Other users applied simple imagery analysis to identify some of the masked attackers as ABVP members. In particular, the digital sleuths zeroed in on a masked woman seen in one of the viral videos. Using photographs and information from her now-deactivated Facebook profile, combined with some crude MS Paint editing skills to add in the scarf she wore in the video, users were able to identify a woman as a member of the ABVP and participant in the attacks.
One Facebook user uploaded a comprehensive post outlining the methods used to unveil the identity of the masked female attacker.
While such photographic forensics might appear to lead to a result, without secondary evidence, there is a real risk of ascribing too much weight to such methodology. In such instances, with only a single attempt to verify a person’s identity, the potential for a false positive is high.
In this case, the findings of the open-source investigation were subsequently corroborated by local fact-checking outlet AltNews as well as by a subsequent sting operation carried out by India Today, a local media outlet, which captured one of the main organizers of the attack declaring the masked woman’s participation.
Local outlet Newslaundry also infiltrated the WhatsApp group used by the assailants and conducted its own investigation, which arrived at similar conclusions. Furthermore, the Indian Express published its own investigation into the incident, concluding that at least eight officers of the ABVP student chapter, including the chief proctor of the university, two PhD scholars, and a professor at an affiliated university, belonged to the “Friends of RSS” WhatsApp group.
Conclusion
As the evidence uncovered by social media users began to mount, the Delhi Police decided to form a Special Investigation Team on January 11 to investigate the “Unity against Left” WhatsApp group. The police stopped short of naming the perpetrators as members of the ABVP organization, however.
Shortly after, the Delhi High Court directed the local authorities to summon all the members of the “Friends of RSS” and “Unity against Left” groups to further investigate their role in the attack. The judiciary also requested Facebook-owned WhatsApp to comply with a plea issued by three professors at the university requesting that the companies preserve photographs and videos uploaded onto their platforms during the incident. More than a month after the incident, the Delhi Police, however, have yet to make an arrest related to the assault on the JNU students and faculty.

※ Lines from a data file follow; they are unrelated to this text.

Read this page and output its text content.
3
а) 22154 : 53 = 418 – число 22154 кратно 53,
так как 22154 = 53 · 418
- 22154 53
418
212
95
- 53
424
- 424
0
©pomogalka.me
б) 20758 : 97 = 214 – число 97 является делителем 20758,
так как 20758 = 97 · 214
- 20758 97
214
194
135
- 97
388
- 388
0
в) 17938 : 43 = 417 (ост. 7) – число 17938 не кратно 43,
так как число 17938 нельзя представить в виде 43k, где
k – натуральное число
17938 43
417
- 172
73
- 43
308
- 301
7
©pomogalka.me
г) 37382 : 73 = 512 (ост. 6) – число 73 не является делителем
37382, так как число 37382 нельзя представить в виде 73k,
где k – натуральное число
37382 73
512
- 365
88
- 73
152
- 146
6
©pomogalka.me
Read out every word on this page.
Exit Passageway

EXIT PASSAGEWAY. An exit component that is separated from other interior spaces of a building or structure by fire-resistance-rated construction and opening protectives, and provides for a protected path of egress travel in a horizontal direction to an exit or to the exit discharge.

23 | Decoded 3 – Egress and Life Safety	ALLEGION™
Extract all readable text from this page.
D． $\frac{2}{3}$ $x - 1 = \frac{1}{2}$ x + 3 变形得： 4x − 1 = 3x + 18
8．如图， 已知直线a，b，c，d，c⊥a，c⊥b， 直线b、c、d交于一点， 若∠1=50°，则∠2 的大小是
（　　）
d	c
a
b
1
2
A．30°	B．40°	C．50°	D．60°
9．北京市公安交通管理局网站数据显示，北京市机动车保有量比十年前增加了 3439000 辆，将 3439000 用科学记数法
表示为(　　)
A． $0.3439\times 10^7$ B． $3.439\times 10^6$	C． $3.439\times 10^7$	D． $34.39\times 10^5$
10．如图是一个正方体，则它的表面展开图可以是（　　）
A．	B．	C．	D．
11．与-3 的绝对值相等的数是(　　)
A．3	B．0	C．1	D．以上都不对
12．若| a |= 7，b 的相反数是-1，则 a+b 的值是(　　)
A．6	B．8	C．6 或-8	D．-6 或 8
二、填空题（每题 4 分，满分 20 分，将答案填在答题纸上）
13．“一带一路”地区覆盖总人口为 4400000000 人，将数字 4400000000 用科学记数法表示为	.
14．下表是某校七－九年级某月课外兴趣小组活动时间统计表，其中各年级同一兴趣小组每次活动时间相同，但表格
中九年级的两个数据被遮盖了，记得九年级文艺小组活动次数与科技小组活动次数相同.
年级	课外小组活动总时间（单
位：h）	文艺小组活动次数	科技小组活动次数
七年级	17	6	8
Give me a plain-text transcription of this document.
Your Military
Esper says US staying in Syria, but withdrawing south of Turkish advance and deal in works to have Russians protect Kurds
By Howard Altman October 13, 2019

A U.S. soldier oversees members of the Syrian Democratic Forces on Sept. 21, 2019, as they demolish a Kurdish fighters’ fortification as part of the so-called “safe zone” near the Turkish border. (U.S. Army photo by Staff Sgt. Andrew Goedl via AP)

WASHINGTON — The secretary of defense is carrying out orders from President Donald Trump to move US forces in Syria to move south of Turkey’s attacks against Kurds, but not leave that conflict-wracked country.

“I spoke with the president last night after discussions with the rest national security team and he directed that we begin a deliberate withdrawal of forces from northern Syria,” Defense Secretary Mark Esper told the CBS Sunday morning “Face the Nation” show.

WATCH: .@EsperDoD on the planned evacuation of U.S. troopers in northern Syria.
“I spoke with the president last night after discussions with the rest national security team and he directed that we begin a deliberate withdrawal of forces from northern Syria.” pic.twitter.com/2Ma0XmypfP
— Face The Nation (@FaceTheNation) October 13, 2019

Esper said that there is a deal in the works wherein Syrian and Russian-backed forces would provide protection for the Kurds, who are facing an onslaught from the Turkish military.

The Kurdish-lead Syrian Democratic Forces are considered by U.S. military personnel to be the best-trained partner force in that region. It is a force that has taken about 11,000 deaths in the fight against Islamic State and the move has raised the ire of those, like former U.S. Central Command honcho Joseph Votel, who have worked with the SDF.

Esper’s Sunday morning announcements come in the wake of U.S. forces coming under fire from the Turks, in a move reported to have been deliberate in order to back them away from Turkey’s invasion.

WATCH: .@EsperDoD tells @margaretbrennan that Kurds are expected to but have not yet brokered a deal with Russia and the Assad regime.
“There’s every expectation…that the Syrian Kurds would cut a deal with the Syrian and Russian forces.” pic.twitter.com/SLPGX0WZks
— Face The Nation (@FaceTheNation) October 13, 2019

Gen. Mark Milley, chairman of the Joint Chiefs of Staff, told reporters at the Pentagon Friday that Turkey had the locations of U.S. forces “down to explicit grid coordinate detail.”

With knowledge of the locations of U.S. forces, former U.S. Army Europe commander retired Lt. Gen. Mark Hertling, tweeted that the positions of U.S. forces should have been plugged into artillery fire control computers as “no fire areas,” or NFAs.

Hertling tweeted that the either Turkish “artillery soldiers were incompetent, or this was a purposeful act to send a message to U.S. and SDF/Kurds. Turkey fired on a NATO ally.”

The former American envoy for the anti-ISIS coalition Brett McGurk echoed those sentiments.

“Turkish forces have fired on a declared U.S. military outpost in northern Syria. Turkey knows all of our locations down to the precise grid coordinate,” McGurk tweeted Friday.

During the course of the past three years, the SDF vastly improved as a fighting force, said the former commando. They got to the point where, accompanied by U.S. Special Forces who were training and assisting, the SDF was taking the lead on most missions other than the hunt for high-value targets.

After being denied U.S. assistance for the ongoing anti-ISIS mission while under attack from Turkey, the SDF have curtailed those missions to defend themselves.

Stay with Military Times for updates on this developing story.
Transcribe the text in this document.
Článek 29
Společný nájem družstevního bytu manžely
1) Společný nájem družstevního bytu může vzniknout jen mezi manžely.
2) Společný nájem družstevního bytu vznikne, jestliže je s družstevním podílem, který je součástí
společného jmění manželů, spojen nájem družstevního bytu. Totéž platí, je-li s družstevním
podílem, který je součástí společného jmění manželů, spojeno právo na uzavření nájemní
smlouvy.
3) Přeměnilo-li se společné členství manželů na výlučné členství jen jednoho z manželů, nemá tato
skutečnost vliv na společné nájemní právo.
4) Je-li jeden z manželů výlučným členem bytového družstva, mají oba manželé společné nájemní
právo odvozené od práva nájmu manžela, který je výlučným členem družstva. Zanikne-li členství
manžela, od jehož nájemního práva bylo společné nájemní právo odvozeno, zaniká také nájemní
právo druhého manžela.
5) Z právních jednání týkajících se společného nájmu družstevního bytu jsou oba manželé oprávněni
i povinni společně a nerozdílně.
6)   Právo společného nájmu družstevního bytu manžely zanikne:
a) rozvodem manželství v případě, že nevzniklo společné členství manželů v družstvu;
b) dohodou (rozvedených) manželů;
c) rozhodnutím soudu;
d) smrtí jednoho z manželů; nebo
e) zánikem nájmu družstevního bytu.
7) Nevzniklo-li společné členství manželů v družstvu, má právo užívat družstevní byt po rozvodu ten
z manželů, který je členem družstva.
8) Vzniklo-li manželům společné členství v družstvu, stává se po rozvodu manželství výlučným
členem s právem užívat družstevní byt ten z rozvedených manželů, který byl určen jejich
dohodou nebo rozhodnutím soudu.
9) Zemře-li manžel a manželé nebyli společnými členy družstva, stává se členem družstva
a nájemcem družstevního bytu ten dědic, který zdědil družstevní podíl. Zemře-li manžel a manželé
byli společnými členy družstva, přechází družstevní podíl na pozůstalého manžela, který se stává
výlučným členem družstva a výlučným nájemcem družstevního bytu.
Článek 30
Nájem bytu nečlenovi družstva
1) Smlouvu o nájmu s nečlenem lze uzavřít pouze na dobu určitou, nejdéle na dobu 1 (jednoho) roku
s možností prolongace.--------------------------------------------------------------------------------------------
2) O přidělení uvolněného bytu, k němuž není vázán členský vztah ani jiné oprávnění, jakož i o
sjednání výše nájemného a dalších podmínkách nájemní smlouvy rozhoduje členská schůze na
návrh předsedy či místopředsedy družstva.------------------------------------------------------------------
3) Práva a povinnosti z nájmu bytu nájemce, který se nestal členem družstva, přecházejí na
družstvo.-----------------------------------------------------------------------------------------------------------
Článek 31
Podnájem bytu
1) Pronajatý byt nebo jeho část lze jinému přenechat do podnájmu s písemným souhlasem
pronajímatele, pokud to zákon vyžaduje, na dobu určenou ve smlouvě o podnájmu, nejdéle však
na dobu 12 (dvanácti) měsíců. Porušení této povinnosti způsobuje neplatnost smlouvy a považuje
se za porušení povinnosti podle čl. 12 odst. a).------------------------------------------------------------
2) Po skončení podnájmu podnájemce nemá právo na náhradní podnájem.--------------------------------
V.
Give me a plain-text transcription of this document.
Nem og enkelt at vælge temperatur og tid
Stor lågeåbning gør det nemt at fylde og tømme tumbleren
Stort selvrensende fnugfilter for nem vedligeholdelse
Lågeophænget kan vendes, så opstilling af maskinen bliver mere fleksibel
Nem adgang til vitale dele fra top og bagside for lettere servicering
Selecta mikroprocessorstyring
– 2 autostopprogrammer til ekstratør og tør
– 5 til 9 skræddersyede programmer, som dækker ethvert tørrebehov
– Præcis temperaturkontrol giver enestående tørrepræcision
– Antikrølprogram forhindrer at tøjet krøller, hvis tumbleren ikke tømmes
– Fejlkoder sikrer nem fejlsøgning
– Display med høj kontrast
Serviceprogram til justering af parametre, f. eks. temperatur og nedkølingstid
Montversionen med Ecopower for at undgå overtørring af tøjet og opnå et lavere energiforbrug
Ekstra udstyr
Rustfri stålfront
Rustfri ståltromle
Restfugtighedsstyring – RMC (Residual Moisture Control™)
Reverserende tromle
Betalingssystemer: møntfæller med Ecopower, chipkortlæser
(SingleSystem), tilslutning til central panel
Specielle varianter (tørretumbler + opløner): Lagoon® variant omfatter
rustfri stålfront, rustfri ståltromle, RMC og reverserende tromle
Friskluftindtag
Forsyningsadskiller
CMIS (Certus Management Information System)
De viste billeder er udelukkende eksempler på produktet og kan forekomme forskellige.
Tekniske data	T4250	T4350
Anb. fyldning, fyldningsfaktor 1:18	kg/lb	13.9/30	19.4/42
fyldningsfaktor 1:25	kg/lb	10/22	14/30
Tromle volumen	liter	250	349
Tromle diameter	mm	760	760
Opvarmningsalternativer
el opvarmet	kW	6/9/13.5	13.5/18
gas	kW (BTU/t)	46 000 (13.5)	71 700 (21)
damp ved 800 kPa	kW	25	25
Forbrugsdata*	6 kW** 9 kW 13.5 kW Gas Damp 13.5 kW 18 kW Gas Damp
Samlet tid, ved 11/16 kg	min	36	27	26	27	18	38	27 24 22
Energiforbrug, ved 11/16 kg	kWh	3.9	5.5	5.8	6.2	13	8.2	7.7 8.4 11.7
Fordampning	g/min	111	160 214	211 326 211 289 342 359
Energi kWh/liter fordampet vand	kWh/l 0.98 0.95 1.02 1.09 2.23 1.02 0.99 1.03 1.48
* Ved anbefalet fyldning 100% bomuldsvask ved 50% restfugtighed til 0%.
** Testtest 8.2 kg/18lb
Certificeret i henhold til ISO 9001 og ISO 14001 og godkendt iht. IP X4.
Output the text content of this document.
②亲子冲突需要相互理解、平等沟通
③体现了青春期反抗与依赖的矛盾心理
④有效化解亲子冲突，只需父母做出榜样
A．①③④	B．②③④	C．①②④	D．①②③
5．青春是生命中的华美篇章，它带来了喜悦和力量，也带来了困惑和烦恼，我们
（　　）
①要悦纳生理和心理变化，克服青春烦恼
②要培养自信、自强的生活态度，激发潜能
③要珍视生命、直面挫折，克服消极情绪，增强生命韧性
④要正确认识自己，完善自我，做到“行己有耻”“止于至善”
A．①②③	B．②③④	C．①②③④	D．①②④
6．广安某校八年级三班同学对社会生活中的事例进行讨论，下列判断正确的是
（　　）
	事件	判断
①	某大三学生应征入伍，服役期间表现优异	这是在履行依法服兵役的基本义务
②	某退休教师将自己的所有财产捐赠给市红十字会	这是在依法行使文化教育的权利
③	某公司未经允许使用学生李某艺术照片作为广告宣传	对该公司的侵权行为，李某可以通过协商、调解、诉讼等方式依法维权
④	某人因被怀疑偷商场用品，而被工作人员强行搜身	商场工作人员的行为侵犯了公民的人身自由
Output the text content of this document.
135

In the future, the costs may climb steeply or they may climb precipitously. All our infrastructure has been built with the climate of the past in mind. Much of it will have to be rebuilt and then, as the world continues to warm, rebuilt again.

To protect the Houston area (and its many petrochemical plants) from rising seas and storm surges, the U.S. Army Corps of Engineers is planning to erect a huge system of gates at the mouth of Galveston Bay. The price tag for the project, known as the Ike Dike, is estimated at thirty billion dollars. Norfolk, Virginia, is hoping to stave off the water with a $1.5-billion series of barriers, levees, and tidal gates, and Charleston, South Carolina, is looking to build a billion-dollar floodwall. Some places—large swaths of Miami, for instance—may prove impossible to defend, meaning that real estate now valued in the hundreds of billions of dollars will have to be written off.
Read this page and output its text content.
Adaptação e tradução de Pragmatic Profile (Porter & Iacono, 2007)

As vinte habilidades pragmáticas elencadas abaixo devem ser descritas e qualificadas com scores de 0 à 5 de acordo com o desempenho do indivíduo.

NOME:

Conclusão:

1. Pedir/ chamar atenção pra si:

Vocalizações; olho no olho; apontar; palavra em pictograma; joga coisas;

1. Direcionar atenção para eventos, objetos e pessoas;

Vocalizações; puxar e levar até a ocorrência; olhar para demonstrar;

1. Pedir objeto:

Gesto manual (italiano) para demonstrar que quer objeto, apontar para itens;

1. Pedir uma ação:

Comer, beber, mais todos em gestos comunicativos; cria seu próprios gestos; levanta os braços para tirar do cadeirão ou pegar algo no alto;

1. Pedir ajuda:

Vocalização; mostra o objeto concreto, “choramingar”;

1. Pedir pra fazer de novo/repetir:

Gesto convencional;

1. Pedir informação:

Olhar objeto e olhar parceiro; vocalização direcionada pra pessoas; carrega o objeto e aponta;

In situations where authorities — local or national — are reluctant to take (or outrightly avoiding) responsibility for an investigation, untrained citizens might feel compelled to act in the face of an absence of official action, but there are real risks in acting on citizen-led investigations, especially in high-profile cases. Such exposure often leads the people identified to be the target of extreme public scrutiny, if not actual physical retaliation. Such investigations can be useful when properly executed, as with Bellingcat’s exposure of the Skripal poisoners, but they also have ugly relatives in the form of such online harassment campaigns as gamergate or the targeting of Myanmar’s persecuted Rohingya population.
In this case, by uncovering the identities of the alleged perpetrators, mainstream journalists and debunking websites were able to corroborate the findings, allowing for the establishment of a basic set of facts. Although the compulsion to act in the face of official inaction is commendable, in the end, formal attribution can only be provided by a thorough and robust investigation by a country’s law enforcement authorities.